Declaration of function pointers

Question

1. To declare a function pointer using typedef, it will be something like:

   typedef void (*FOO)(int i)

   But normally the syntax for typedef is like:

   typedef int BOOL

   so why is the first one not:

   typedef void (*)(int) FOO

2. To return a function pointer (without typedef), the syntax is as follow:

   void (*foo(char c))(int)

   which means foo takes in a char and returns a pointer to a function which takes an int and returns nothing. The syntax is so weird! It looks like foo takes in an int and returns nothing. The parentheses don't seem to be in the right places. If it is to return a function pointer, why is it not something like:

   (void (*)(int)) foo(char c)

   which is very straightforward. I am really having trouble understanding the syntax here, let alone using it. Can someone please explain what's going on here?

Answer 1

Declaration syntax is based on the types of expressions, not objects. Another way of saying it is that "declaration mimics use".

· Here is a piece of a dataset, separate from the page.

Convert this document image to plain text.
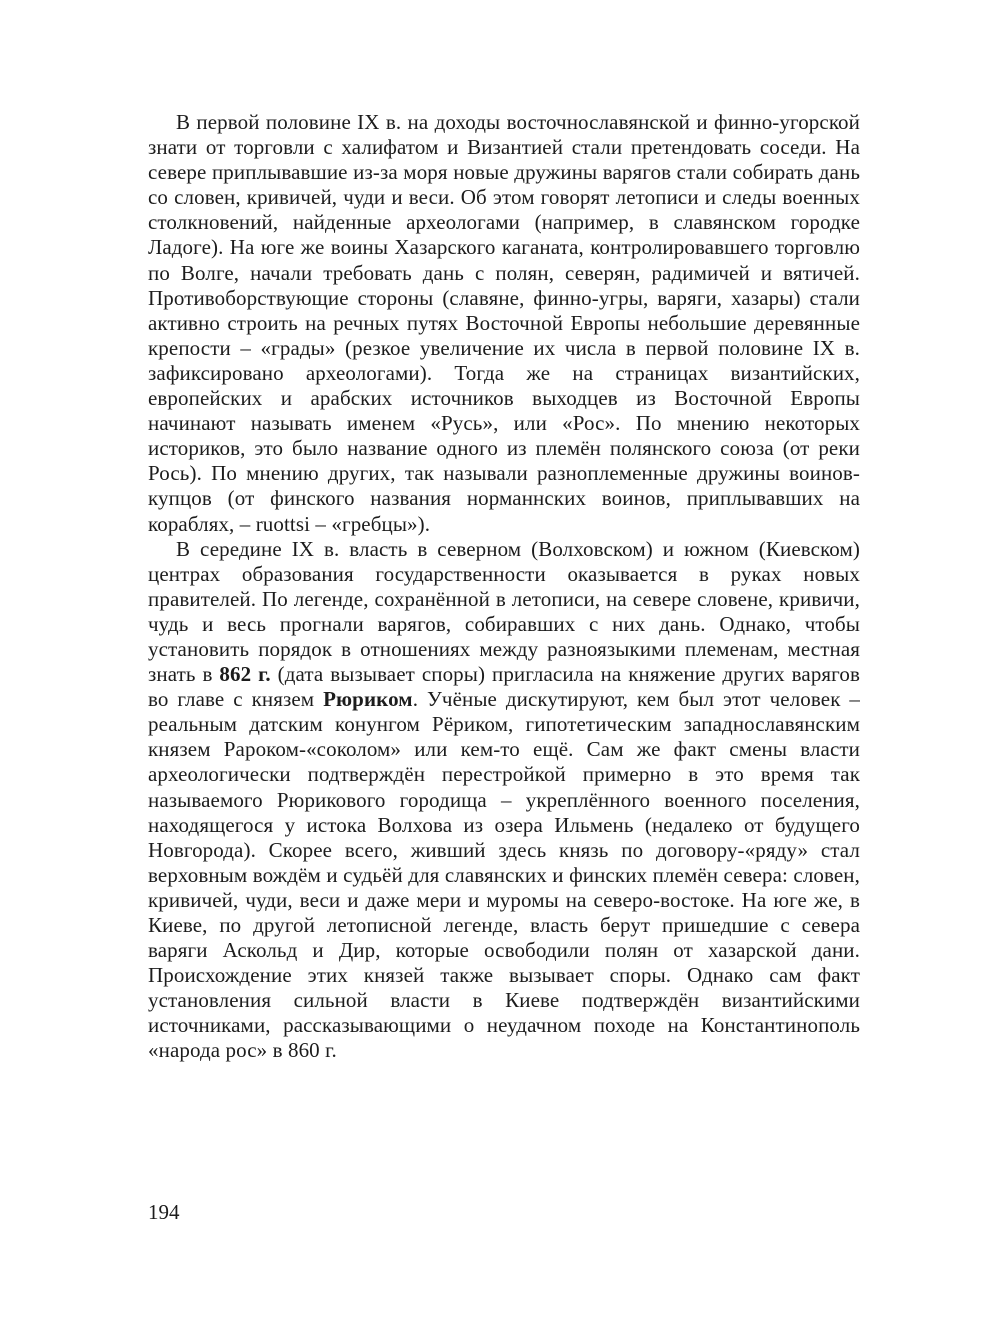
В первой половине IX в. на доходы восточнославянской и финно-угорской знати от торговли с халифатом и Византией стали претендовать соседи. На севере приплывавшие из-за моря новые дружины варягов стали собирать дань со словен, кривичей, чуди и веси. Об этом говорят летописи и следы военных столкновений, найденные археологами (например, в славянском городке Ладоге). На юге же воины Хазарского каганата, контролировавшего торговлю по Волге, начали требовать дань с полян, северян, радимичей и вятичей. Противоборствующие стороны (славяне, финно-угры, варяги, хазары) стали активно строить на речных путях Восточной Европы небольшие деревянные крепости – «грады» (резкое увеличение их числа в первой половине IX в. зафиксировано археологами). Тогда же на страницах византийских, европейских и арабских источников выходцев из Восточной Европы начинают называть именем «Русь», или «Рос». По мнению некоторых историков, это было название одного из племён полянского союза (от реки Рось). По мнению других, так называли разноплеменные дружины воинов-купцов (от финского названия норманнских воинов, приплывавших на кораблях, – ruottsi – «гребцы»).

В середине IX в. власть в северном (Волховском) и южном (Киевском) центрах образования государственности оказывается в руках новых правителей. По легенде, сохранённой в летописи, на севере словене, кривичи, чудь и весь прогнали варягов, собиравших с них дань. Однако, чтобы установить порядок в отношениях между разноязыкими племенам, местная знать в 862 г. (дата вызывает споры) пригласила на княжение других варягов во главе с князем Рюриком. Учёные дискутируют, кем был этот человек – реальным датским конунгом Рёриком, гипотетическим западнославянским князем Рароком-«соколом» или кем-то ещё. Сам же факт смены власти археологически подтверждён перестройкой примерно в это время так называемого Рюрикового городища – укреплённого военного поселения, находящегося у истока Волхова из озера Ильмень (недалеко от будущего Новгорода). Скорее всего, живший здесь князь по договору-«ряду» стал верховным вождём и судьёй для славянских и финских племён севера: словен, кривичей, чуди, веси и даже мери и муромы на северо-востоке. На юге же, в Киеве, по другой летописной легенде, власть берут пришедшие с севера варяги Аскольд и Дир, которые освободили полян от хазарской дани. Происхождение этих князей также вызывает споры. Однако сам факт установления сильной власти в Киеве подтверждён византийскими источниками, рассказывающими о неудачном походе на Константинополь «народа рос» в 860 г.

194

Let's start with a simple pointer expression; call it iptr. iptr points to an integer value. If we want to access that value, we need to dereference iptr with the unary * operator, like so:

x = *iptr;

The expression *iptr has type int, so the declaration of iptr is written

int *iptr;

If you wanted to create a typedef for an int pointer, you would add the typedef to get

typedef int *iptr;

iptr now serves as a synonym for type "pointer to int", so you can write

iptr ip;

which declares ip as a pointer to int (as a rule, you really don't want to hide pointers in typedefs).

Now let's say you have a pointer to a function that takes two int arguments and returns an int value, call it fp. To call the function, you dereference the pointer and pass the necessary arguments to the resulting function, like so:

x = (*fp)(arg1, arg2);  // C allows you to omit the * in the call, so you could
                        // also write it as simply x = fp(arg1, arg2), but we're
                        // leaving it in so the following explanation makes sense

The function call () operator has higher precedence than unary *; *fp() will be interpreted as *(fp()), which is not what we want. To dereference fp before calling the function it points to, we must explcitly group the * operator with fp.

The type of the expression (*fp)(arg1, arg2) is int, so the declaration of fp becomes

int (*fp)(int arg1, int arg2);

Let's look at your second example now: foo is a function that takes a char argument and returns a pointer to a function that takes an int argument and returns void. You'd call it as something like

(*foo(c))(x);

Again, the type of the expression (*foo(c))(x) is void, so it follows that the declaration is

void (*foo(char c))(int x);

For syntactic reasons, typedef is treated as a storage class specifier like extern or static, although it has a very different meaning. It doesn't change the structure of a declaration; it just changes how that declaration is interpreted by the compiler. Adding typedef to the above, as in

typedef void (*foo(char c))(int x);

now creates the synonym foo for the type "function returning pointer to function returning void". It's no different from how simpler type definitions like

typedef int *iptr;

behave.

Answer 2

An integer is just:

int x;

A name for the above is given by:

typedef int x_type;

A pointer to an int is:

int *p;

It's type would be:

typedef int *p_type;

A function called foo taking a double``and returning anint` is:

int foo(double);

Defining the type of foo would be:

typedef int foo_type(double);

Now a pointer to the above should take an *, but () (function call) binds tighter than * (dereference), so parentesis:

typedef int (*ptr_to_foo_type)(double);

This might be better written:

typedef foo_type *ptr_to_foo_type;

as some suggest writing for clarity.

The idea is that the type description looks (somewhat) like its use. Badly mangled idea, given prefix/postfix operators, that much everybody agrees on. But it is now much too late to change.

Answer 3

1) The syntax for typedef is to take a declaration of a variable of that type and put typedef in front of it.

2) The syntax for declarations echos the syntax for actually obtaining a value of that type. See my other recent answers regarding precedence of addressing operators (including function call), such as (*twod)[3] vs *(twod)[3] C Pointers ... I'd rather not repeat it all again.